Concurring and Dissenting Opinion filed by CIRILLO, President Judge Emeritus, which is joined by POPOVICH and JOHNSON, JJ.

. Appellant also attempted to have his statements suppressed prior to trial, but was unsuccessful.

. These changes were noted in a highly-regarded article published in the University of Pennsylvania Law Review in 1955. The author of the Note, who is not named, reasoned that the fear of confessions based on third degree tactics by police or the mental derangement of the suspect, while significant, are not necessarily lessened by the requirements of the corpus delicti rule:

[I]t would seem that the greatest danger that the police will use third degree methods or that the defendant will succumb to the suggestive influence of long hours of questioning by the police exists where there is some independent evidence that a crime was committed, which has led the police to undertake an investigation.
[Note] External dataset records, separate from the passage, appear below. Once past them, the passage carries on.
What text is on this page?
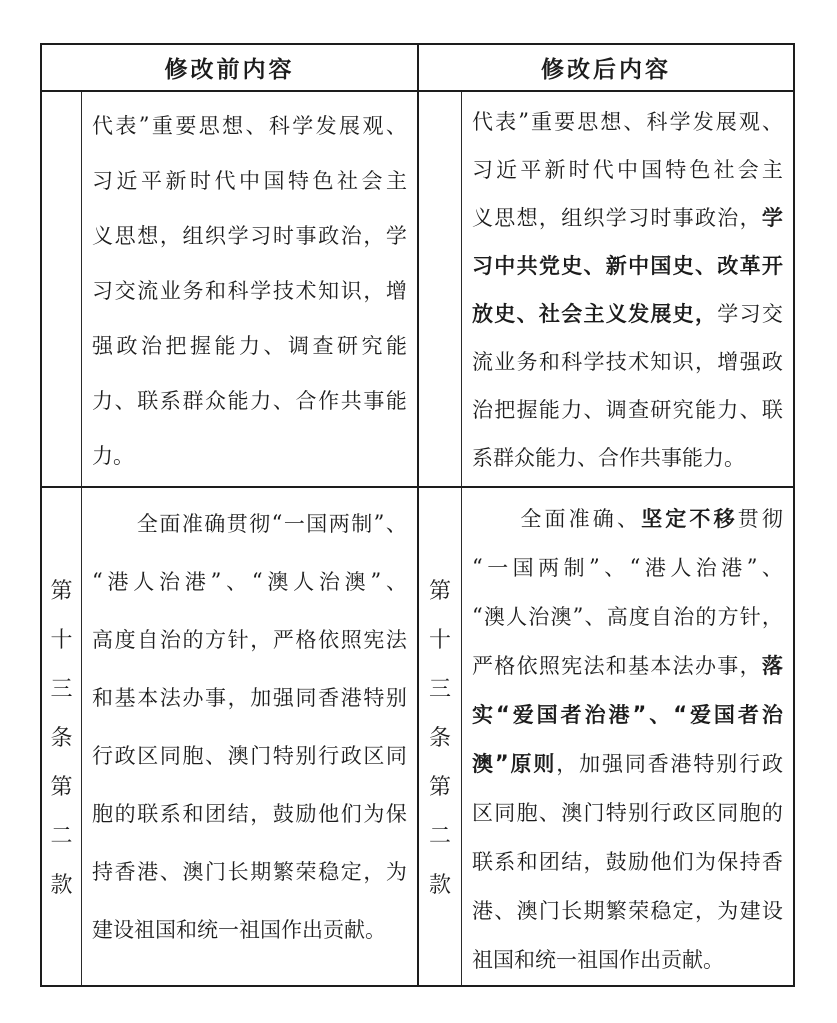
修改前内容	修改后内容
代 表 ” 重 要 思 想 、 科 学 发 展 观 、
习 近 平 新 时 代 中 国 特 色 社 会 主
义 思 想 ， 组 织 学 习 时 事 政 治 ， 学
习 交 流 业 务 和 科 学 技 术 知 识 ， 增
强 政 治 把 握 能 力 、 调 查 研 究 能
力 、 联 系 群 众 能 力 、 合 作 共 事 能
力 。
代 表 ” 重 要 思 想 、 科 学 发 展 观 、
习 近 平 新 时 代 中 国 特 色 社 会 主
义 思 想 ， 组 织 学 习 时 事 政 治 ， 学
习 中 共 党 史 、 新 中 国 史 、 改 革 开
放 史 、 社 会 主 义 发 展 史 ， 学 习 交
流 业 务 和 科 学 技 术 知 识 ， 增 强 政
治 把 握 能 力 、 调 查 研 究 能 力 、 联
系 群 众 能 力 、 合 作 共 事 能 力 。
第
十
三
条
第
二
款

全 面 准 确 贯 彻 “ 一 国 两 制 ” 、
“ 港 人 治 港 ” 、 “ 澳 人 治 澳 ” 、
高 度 自 治 的 方 针 ， 严 格 依 照 宪 法
和 基 本 法 办 事 ， 加 强 同 香 港 特 别
行 政 区 同 胞 、 澳 门 特 别 行 政 区 同
胞 的 联 系 和 团 结 ， 鼓 励 他 们 为 保
持 香 港 、 澳 门 长 期 繁 荣 稳 定 ， 为
建 设 祖 国 和 统 一 祖 国 作 出 贡 献 。
第
十
三
条
第
二
款

全 面 准 确 、 坚 定 不 移 贯 彻
“ 一 国 两 制 ” 、 “ 港 人 治 港 ” 、
“ 澳 人 治 澳 ” 、 高 度 自 治 的 方 针 ，
严 格 依 照 宪 法 和 基 本 法 办 事 ， 落
实 “ 爱 国 者 治 港 ” 、 “ 爱 国 者 治
澳 ” 原 则 ， 加 强 同 香 港 特 别 行 政
区 同 胞 、 澳 门 特 别 行 政 区 同 胞 的
联 系 和 团 结 ， 鼓 励 他 们 为 保 持 香
港 、 澳 门 长 期 繁 荣 稳 定 ， 为 建 设
祖 国 和 统 一 祖 国 作 出 贡 献 。
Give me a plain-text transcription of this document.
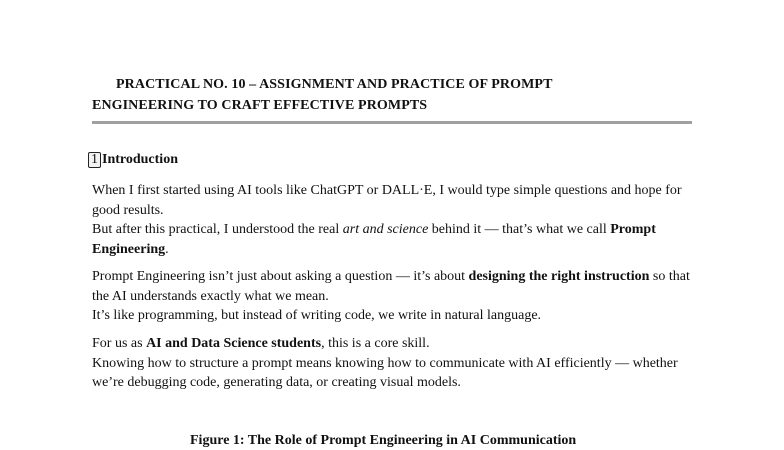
PRACTICAL NO. 10 – ASSIGNMENT AND PRACTICE OF PROMPT
ENGINEERING TO CRAFT EFFECTIVE PROMPTS
1 Introduction
When I first started using AI tools like ChatGPT or DALL·E, I would type simple questions and hope for good results.
But after this practical, I understood the real art and science behind it — that’s what we call Prompt Engineering.
Prompt Engineering isn’t just about asking a question — it’s about designing the right instruction so that the AI understands exactly what we mean.
It’s like programming, but instead of writing code, we write in natural language.
For us as AI and Data Science students, this is a core skill.
Knowing how to structure a prompt means knowing how to communicate with AI efficiently — whether we’re debugging code, generating data, or creating visual models.
Figure 1: The Role of Prompt Engineering in AI Communication
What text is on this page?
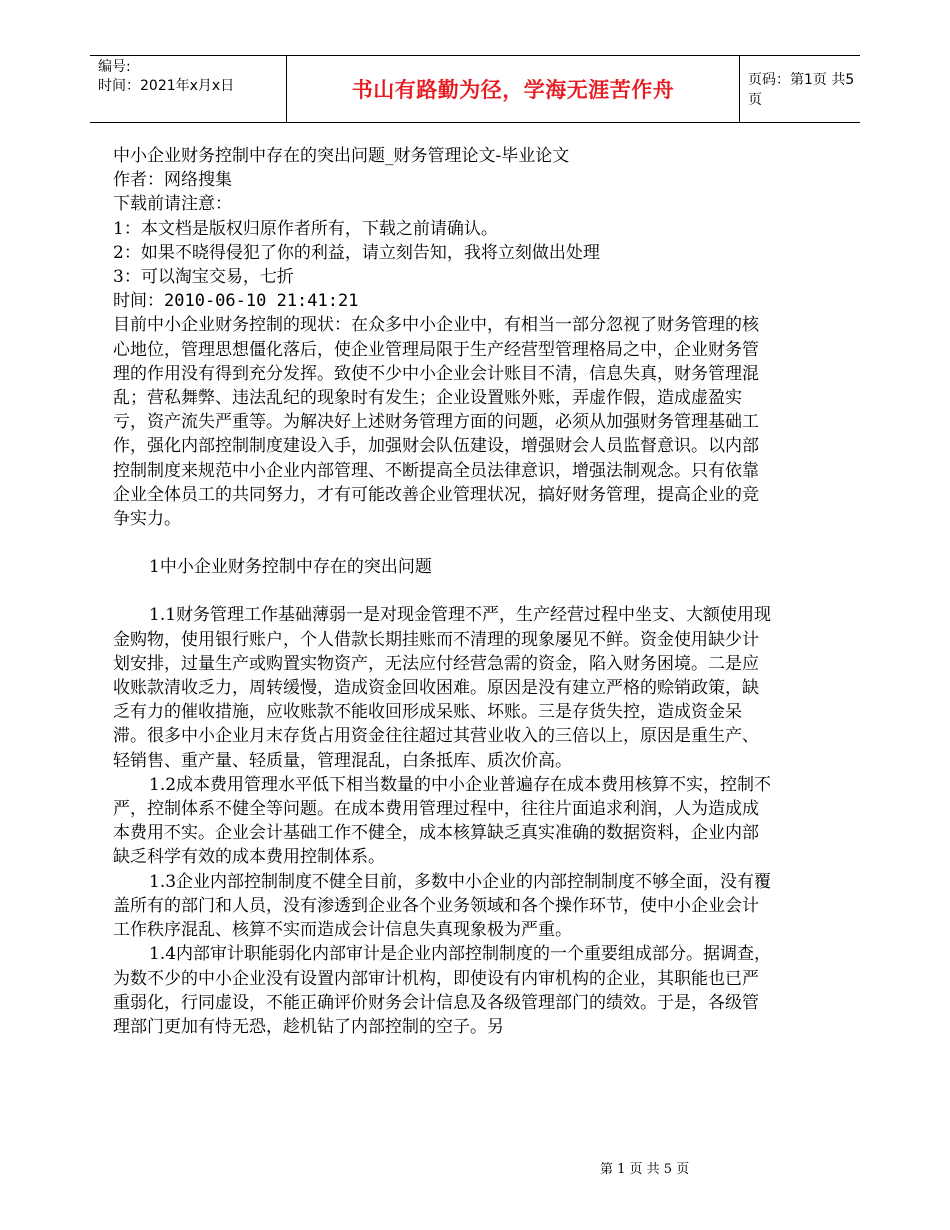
编号:
时间：2021年x月x日	书山有路勤为径，学海无涯苦作舟	页码：第1页 共5页

中小企业财务控制中存在的突出问题_财务管理论文-毕业论文

作者：网络搜集

下载前请注意：

1：本文档是版权归原作者所有，下载之前请确认。

2：如果不晓得侵犯了你的利益，请立刻告知，我将立刻做出处理

3：可以淘宝交易，七折

时间：2010-06-10 21:41:21

目前中小企业财务控制的现状：在众多中小企业中，有相当一部分忽视了财务管理的核心地位，管理思想僵化落后，使企业管理局限于生产经营型管理格局之中，企业财务管理的作用没有得到充分发挥。致使不少中小企业会计账目不清，信息失真，财务管理混乱；营私舞弊、违法乱纪的现象时有发生；企业设置账外账，弄虚作假，造成虚盈实亏，资产流失严重等。为解决好上述财务管理方面的问题，必须从加强财务管理基础工作，强化内部控制制度建设入手，加强财会队伍建设，增强财会人员监督意识。以内部控制制度来规范中小企业内部管理、不断提高全员法律意识，增强法制观念。只有依靠企业全体员工的共同努力，才有可能改善企业管理状况，搞好财务管理，提高企业的竞争实力。

1中小企业财务控制中存在的突出问题

1.1财务管理工作基础薄弱一是对现金管理不严，生产经营过程中坐支、大额使用现金购物，使用银行账户，个人借款长期挂账而不清理的现象屡见不鲜。资金使用缺少计划安排，过量生产或购置实物资产，无法应付经营急需的资金，陷入财务困境。二是应收账款清收乏力，周转缓慢，造成资金回收困难。原因是没有建立严格的赊销政策，缺乏有力的催收措施，应收账款不能收回形成呆账、坏账。三是存货失控，造成资金呆滞。很多中小企业月末存货占用资金往往超过其营业收入的三倍以上，原因是重生产、轻销售、重产量、轻质量，管理混乱，白条抵库、质次价高。

1.2成本费用管理水平低下相当数量的中小企业普遍存在成本费用核算不实，控制不严，控制体系不健全等问题。在成本费用管理过程中，往往片面追求利润，人为造成成本费用不实。企业会计基础工作不健全，成本核算缺乏真实准确的数据资料，企业内部缺乏科学有效的成本费用控制体系。

1.3企业内部控制制度不健全目前，多数中小企业的内部控制制度不够全面，没有覆盖所有的部门和人员，没有渗透到企业各个业务领域和各个操作环节，使中小企业会计工作秩序混乱、核算不实而造成会计信息失真现象极为严重。

1.4内部审计职能弱化内部审计是企业内部控制制度的一个重要组成部分。据调查，为数不少的中小企业没有设置内部审计机构，即使设有内审机构的企业，其职能也已严重弱化，行同虚设，不能正确评价财务会计信息及各级管理部门的绩效。于是，各级管理部门更加有恃无恐，趁机钻了内部控制的空子。另

第 1 页 共 5 页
Likewise, the danger of a pathological confession would be as great where the question is who committed a crime as where the question is whether a crime is committed.

Note, supra, at 648.

. The court then held that since the order of proof was a discretionary matter left to the trial judge, the fact that the Commonwealth ultimately established the corpus delicti was sufficient for admission of the statement.

. In addition to his DUI charge, appellant was found guilty of two summary violations, driving with a suspended license and leaving the scene.

. Appellant raised two additional issues in his initial brief to the panel. First, he alleged error . on the part of the trial court in admitting hearsay statements made to Officer Burkhardt by witnesses on the scene. Our review of the record reveals that Officer Burkhardt was not permitted to testify to anything he was told by those present at the scene of the accident. Second, appellant argues that the evidence was insufficient to support his conviction for DUI. Again, the record belies this claim and we find it meritless.

. There are two distinct holdings in this case, both of which are made with a majority of members of the court. The first holding, that all statements made by an accused that are material to the prosecution's case are subject to the corpus delicti rule, is joined by seven judges of this court: McEwen, P.J., Cirillo, P.J.E., and Beck, Tamilia, Popovich, Johnson and Hudock, JJ. The second holding, that the closely related crime exception to the corpus delicti rule is applicable in this case, is joined by six judges of this court: McEwen, P.J., Cavanaugh, Del Sole, Beck, Tami-lia, and Hudock, JJ.